Feb 03 2010
The Greatness of the Whale
Anyone who has had minimal exposure to greek literature in their lifetime will be familiar with the term “Hubris”. It is most typically referring to those Greek tragedies in which the main character, likable or not, is brought down by his own haughtiness, oftentimes by the gods themselves. The most memorable characters involved in these sorts of stories would of course be Odysseus, Oedipus and Icarus, but many others were brought down alongside these men. Greek historian Herodotus summarizes the idea of hubris in the following passage:
Seest thou how God with his lightning smites always the bigger animals, and will not suffer them to wax insolent, while those of a lesser bulk chafe him not? How likewise his bolts fall ever on the highest houses and the tallest trees? So plainly does He love to bring down everything that exalts itself. Thus ofttimes a mighty host is discomfited by a few men, when God in his jealousy sends fear or storm from heaven, and they perish in a way unworthy of them. For God allows no one to have high thoughts but Himself. (Wikipedia)
Now, anyone who has gotten up through chapter 36 in Moby Dick must surely see the parallels this statement has with our favorite captain, and as the novel progresses, Ahab only digs himself in deeper and deeper: “Talk not to me of blasphemy, man; I’d strike the sun if it insulted me…. Who’s over me?” (Melville 178). This does not bode well for the ship, as Starbuck realizes: “God keep me!-keep us all!” (179). Although perhaps Melville did not write his story after the model of the greek tragedy, that doesn’t mean that he won’t rely on a similar storyline; for what story of hubris would be more relevant to Melville than that of Jonah? As the bible states, “But the LORD provided a great fish to swallow Jonah” (Biblegateway Jonah 1:17). So, there is a biblical predecessor to Moby Dick involving both a whale and a man that defies God… it seems that Starbuck was quite founded in his fears.
Ahab’s hubris is brought on and enhanced by the impenetrable greatness that Moby Dick possesses as a figure. In his first unfortunate encounter with the whale, the discrepancy in the power of these two characters could not be more obvious:
His three boats stove around him, and the oars and men both whirling in the eddies; [Ahab], seizing the line-knife from his broken prow, had dashed at the whale… blindly seeking with a six inch blade to reach the fathom-deep life of the whale…. And then it was… Moby Dick had reaped away Ahab’s leg, as a mower a blade of grass in the field. (Melville 199)

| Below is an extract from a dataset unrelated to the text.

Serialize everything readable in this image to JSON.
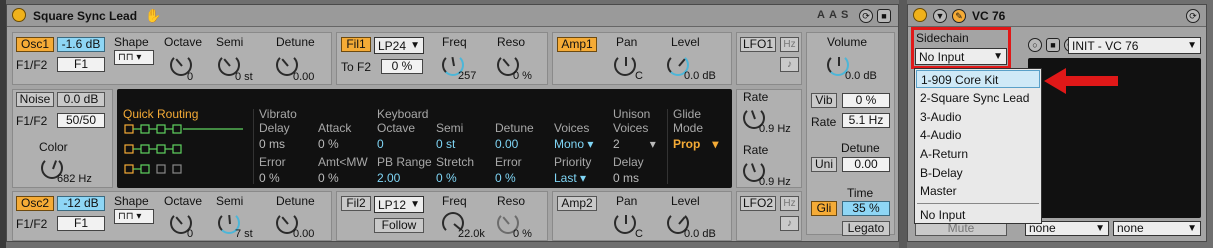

Ahab attacks the whale with a pitiful 6-inch knife, crazily hoping to reach the beast’s “fathom-deep life”, and Moby Dick cleaves his leg “as a mover a blade of grass”-and all this after Ahab has experienced the disgraceful destruction of his fleet. As a result of his loss to the whale, Ahab finds himself mentally altered:
[Ahab] at last came to identify with [Moby Dick], not only all his bodily woes, but all his intellectual and spiritual exasperations…. All the subtle demonisms of life and thought; all evil, to crazy Ahab, were visible personified, and made practically assailable in Moby Dick. (Melville 200)
And so manifests the “mask” that Ahab refers to (178), and the aporia we referred to in class; Ahab feels that he is kept from some greater truth due to the continued existence of this whale, and by finding this blockage “assailable,” he will most likely stop at nothing to rid himself of this elusive foe.
Although one might prefer to think that in his crazed delirium, perhaps Ahab could never lead his ship to this whale, there is further evidence of their intertwined rivalry in Ahab’s leg-for rather than wood or any other substance that he could have used to replace his missing limb, Ahab chooses whale ivory, intertwining in his very physical being the manifestation for what is to come.
Works Cited:
“Hubris.” Wikipedia. Wed. 2 Feb. 2010. <http://en.wikipedia.org/wiki/Hubris>
“Jonah 1.” BibleGateway. Web. 2 Feb. 2010. <http://www.biblegateway.com/passage/?search=Jonah%201&version=NIV>
Melville, Herman. Moby Dick. Northwestern University Press, 1988. Reissued 2003. Print.